Девочка по имени Зверёк - страница 51



И Валерий еще долго бубнил и читал нотации.

Марк не обиделся. Он заранее предвкушал возможность «отомстить» Валерию в театре, где их ждало гладиаторское представление: Валерий был равнодушен к бегам, зато истово загорался при виде сражающихся гладиаторов. Однажды, в порыве эмоций, он так вцепился Марку в плечо, что остались изрядные синяки. Марк нарочно перетерпел и не отнял руки, зато потом целую неделю насмешливо демонстрировал эти синяки несчастному смущенному приятелю.

И когда после бегов они добрались до театра и удобно расположились на скамье, он притворно-боязливо скосился на Валерия и с задумчивым видом потер свое плечо.

– Лучше не говори ничего! – задиристо выпалил Валерий. – И не смотри на меня так, сегодня я собираюсь держать себя в руках!

– Разве я сказал что-нибудь? – невинно проговорил Марк. – Можешь, если хочешь, держать себя в руках, или держать за руку меня, или держаться за поручень сиденья – мне что за дело! А можешь пересесть вон к той прелестной молодой особе и опираться в случае нужды на ее нежное плечико – судя по ее взгляду, это придется ей по вкусу!

Валерий, не вытерпев, оглянулся. На них смотрела и приветливо махала рукой младшая сестра Гая, Терция, девушка лет шестнадцати, с огромными голубыми глазами и по-детски округлым рисунком губ. Она радостно улыбнулась, когда Валерий обернулся к ней, и еще раз махнула им ладошкой.

Марк пихнул друга локтем:

– Что ты сидишь как сапожник? Трудно поднять в приветствии руку?

– Марк, честное слово… – сконфузился Валерий.

– Ну вот, теперь он конфузится! Что дурного, если ты вежливо поприветствуешь девушку из хорошей семьи, сестру твоего приятеля Гая? Ты ведешь себя как хмурый грек, которому претит появление женщины в обществе. Давай оба надуемся и отвернемся от нее с презрением в глазах. Вот потеха!

Валерий слабо улыбнулся Терции и деревянно пошевелил поднятой ладонью в знак приветствия, на его лбу выступила испарина.
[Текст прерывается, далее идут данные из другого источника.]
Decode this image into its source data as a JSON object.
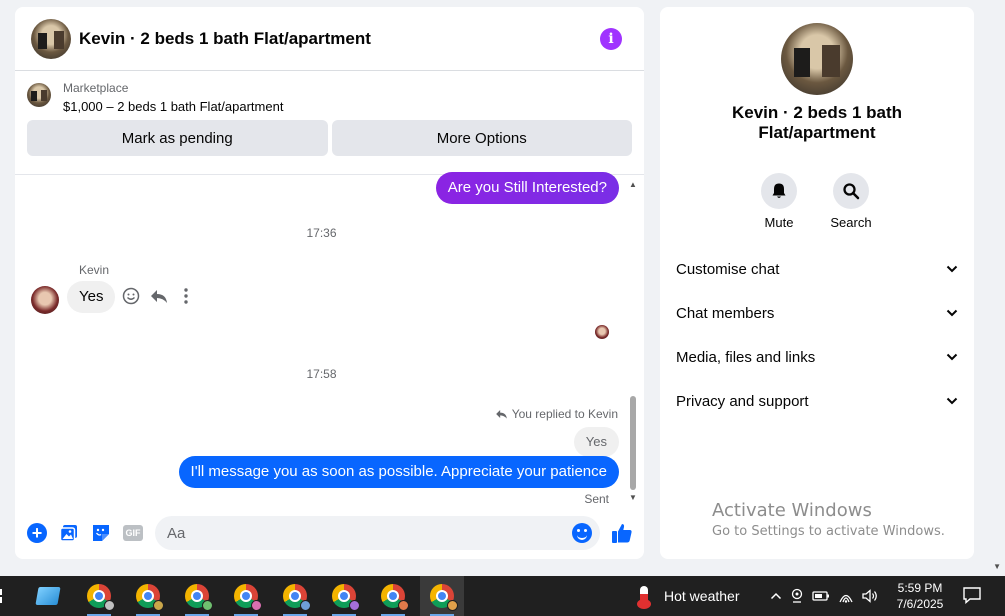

– Можно подумать, – ехидно потешался Марк, – что тебя просят бежать за ее носилками с веером, прилюдно декламировать оды в ее честь или провожать по вечерам с факелом! Вот, смотри, я машу ей и улыбаюсь, и даже Луций, который сидит, заметь, пятью рядами выше, не находит в этом ничего, кроме дани вежливости.

– Марк, умоляю! – чуть не простонал Валерий. – Эта девушка… словом… Да вот уже выгнали наконец на арену этого ленивца Друзия с его львом!

На арену действительно вытолкали актера, разряженного шутом, и его вечно сонного ручного льва. Лев, со старой провислой спиной и недовольной мордой, нехотя переставлял лапы, понукаемый сзади острым копьем стражника, и вяло оглядывал тысячи раз виданные им шумные людские толпы.

Шут и это несуразное животное должны были разыгрывать на потеху публике, скучающей в ожидании настоящего боя, смешные сценки, пародируя гладиаторов с дикими зверями. Но то ли актер был сегодня нездоров, то ли лев переспал, или наоборот, но игра их не заладилась с первой же минуты.

Друзий, пытаясь хоть немного раззадорить льва, подбегал к нему справа и слева и то дергал за усы и гриву, то тянул за хвост, то что-то орал ему в самые уши. Но дело с места не двигалось, и зрители стали проявлять недовольство – на арену полетели палки, огрызки фруктов, мелкие камешки. В ответ на это многоопытный лев на минутку встал и со знанием дела протрусил на равноудаленное от трибун, недосягаемое место арены. Там он лениво улегся на бок, как большой утомленный кот, представив взорам публики мягкое седеющее брюхо.